In this example, we wish to choose the parameters of the network such that the likelihood of the re-parameterized variable is maximized. Other loss functions may be used depending on the application. Furthermore, the CNF layer gives the log of the density of the variable x, as one may guess from the code above.

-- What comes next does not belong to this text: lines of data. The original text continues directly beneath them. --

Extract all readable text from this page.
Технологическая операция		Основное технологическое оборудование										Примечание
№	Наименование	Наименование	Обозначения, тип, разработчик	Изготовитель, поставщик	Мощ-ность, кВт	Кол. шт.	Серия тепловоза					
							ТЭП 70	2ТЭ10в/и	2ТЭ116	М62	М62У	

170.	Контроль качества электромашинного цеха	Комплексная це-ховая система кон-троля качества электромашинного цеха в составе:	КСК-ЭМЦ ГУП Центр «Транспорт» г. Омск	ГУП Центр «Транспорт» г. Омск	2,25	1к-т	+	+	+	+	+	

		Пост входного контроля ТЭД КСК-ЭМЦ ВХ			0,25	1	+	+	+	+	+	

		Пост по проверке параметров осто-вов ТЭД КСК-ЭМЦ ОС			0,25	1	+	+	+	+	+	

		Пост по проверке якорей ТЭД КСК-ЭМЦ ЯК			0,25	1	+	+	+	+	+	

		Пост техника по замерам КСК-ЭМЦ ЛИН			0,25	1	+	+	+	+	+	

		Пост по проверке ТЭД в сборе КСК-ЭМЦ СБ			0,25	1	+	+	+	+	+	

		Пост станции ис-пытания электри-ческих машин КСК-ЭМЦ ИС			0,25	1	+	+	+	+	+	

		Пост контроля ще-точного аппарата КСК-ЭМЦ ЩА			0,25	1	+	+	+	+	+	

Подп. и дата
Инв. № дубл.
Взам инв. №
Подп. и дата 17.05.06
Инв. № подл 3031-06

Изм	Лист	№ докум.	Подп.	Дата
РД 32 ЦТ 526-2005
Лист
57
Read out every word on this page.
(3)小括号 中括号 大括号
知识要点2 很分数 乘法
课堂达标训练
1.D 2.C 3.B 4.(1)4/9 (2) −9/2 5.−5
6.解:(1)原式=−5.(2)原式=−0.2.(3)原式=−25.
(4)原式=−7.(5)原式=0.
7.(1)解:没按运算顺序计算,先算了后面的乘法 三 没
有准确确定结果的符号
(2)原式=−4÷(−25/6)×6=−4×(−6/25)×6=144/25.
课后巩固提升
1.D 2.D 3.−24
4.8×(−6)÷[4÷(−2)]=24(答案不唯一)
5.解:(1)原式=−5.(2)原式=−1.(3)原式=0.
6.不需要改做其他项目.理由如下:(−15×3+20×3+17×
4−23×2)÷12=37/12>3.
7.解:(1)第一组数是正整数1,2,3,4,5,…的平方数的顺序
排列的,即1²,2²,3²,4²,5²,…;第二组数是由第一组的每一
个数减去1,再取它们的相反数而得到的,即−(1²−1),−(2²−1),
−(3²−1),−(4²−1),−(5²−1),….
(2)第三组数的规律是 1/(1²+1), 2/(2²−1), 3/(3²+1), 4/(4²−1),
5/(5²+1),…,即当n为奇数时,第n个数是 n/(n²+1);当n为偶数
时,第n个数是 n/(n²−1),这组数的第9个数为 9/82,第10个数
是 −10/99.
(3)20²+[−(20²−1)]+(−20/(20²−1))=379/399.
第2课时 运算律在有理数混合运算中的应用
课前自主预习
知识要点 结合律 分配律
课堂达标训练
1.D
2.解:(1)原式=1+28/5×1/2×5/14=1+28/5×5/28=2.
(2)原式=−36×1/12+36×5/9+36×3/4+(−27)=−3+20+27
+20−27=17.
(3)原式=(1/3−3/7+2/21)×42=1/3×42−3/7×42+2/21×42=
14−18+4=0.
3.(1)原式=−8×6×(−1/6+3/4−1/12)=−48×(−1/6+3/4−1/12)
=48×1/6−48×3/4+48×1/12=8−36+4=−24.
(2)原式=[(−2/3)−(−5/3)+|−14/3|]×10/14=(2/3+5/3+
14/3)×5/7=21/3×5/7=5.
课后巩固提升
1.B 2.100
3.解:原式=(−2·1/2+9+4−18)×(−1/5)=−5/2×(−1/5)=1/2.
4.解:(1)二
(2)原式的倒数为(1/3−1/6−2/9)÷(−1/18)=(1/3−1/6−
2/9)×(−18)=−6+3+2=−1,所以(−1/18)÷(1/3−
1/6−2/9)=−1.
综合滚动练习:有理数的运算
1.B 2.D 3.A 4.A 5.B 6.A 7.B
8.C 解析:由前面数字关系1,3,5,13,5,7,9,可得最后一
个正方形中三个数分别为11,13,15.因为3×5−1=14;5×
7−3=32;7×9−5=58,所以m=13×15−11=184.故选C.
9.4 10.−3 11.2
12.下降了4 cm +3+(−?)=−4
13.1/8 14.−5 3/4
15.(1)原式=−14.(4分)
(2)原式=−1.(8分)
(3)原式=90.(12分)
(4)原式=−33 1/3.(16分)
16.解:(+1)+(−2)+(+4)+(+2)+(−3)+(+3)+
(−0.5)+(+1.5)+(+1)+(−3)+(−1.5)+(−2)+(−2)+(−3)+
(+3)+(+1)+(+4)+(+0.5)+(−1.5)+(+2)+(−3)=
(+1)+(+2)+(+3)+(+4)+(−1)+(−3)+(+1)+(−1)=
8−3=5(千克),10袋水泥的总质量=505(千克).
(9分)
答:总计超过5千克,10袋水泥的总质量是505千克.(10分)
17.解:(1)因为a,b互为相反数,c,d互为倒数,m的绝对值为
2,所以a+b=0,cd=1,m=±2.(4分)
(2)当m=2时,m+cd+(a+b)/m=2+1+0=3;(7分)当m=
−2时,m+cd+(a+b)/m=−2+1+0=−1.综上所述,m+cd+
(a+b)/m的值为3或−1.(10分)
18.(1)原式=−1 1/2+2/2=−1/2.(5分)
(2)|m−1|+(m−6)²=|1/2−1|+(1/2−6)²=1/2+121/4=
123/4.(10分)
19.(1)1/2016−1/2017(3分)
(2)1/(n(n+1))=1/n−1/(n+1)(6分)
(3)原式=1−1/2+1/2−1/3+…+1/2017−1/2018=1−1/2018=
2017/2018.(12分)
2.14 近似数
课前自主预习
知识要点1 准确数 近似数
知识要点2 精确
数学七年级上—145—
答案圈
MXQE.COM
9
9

We then train the neural network to learn the distribution of `x`

.

Here we showcase starting the optimization with `ADAM`

to more quickly find a minimum, and then honing in on the minimum by using `LBFGS`

.

```
adtype = GalacticOptim.AutoZygote()
res1 = DiffEqFlux.sciml_train(loss, ffjord_mdl.p, ADAM(0.1), adtype; maxiters=100)
# output
* Status: success
* Candidate solution
u: [-1.88e+00, 2.44e+00, 2.01e-01, ...]
Minimum: 1.240627e+00
* Found with
Algorithm: ADAM
Initial Point: [9.33e-01, 1.13e+00, 2.92e-01, ...]
```

We then complete the training using a different optimizer starting from where `ADAM`

stopped.

```
res2 = DiffEqFlux.sciml_train(loss, res1.u, LBFGS(), adtype; allow_f_increases=false)
# output
* Status: success
* Candidate solution
u: [-1.06e+00, 2.24e+00, 8.77e-01, ...]
Minimum: 1.157672e+00
* Found with
Algorithm: L-BFGS
Initial Point: [-1.88e+00, 2.44e+00, 2.01e-01, ...]
* Convergence measures
|x - x'| = 0.00e+00 ≰ 0.0e+00
|x - x'|/|x'| = 0.00e+00 ≰ 0.0e+00
|f(x) - f(x')| = 0.00e+00 ≤ 0.0e+00
|f(x) - f(x')|/|f(x')| = 0.00e+00 ≤ 0.0e+00
|g(x)| = 4.09e-03 ≰ 1.0e-08
* Work counters
Seconds run: 514 (vs limit Inf)
Iterations: 44
f(x) calls: 244
∇f(x) calls: 244
```

### Evaluation

For evaluating the result, we can use `totalvariation`

function from `Distances.jl`

. First, we compute densities using actual distribution and FFJORD model. then we use a distance function.

```
using Distances
actual_pdf = pdf.(data_dist, train_data)
learned_pdf = exp.(ffjord_mdl(train_data, res2.u)[1])
train_dis = totalvariation(learned_pdf, actual_pdf) / size(train_data, 2)
```

### Data Generation

What's more, we can generate new data by using FFJORD as a distribution in `rand`

.

```
ffjord_dist = FFJORDDistribution(FFJORD(nn, tspan, Tsit5(); p=res2.u))
new_data = rand(ffjord_dist, 100)
```

## References

[1] Grathwohl, Will, Ricky TQ Chen, Jesse Bettencourt, Ilya Sutskever, and David Duvenaud. "Ffjord: Free-form continuous dynamics for scalable reversible generative models." arXiv preprint arXiv:1810.01367 (2018).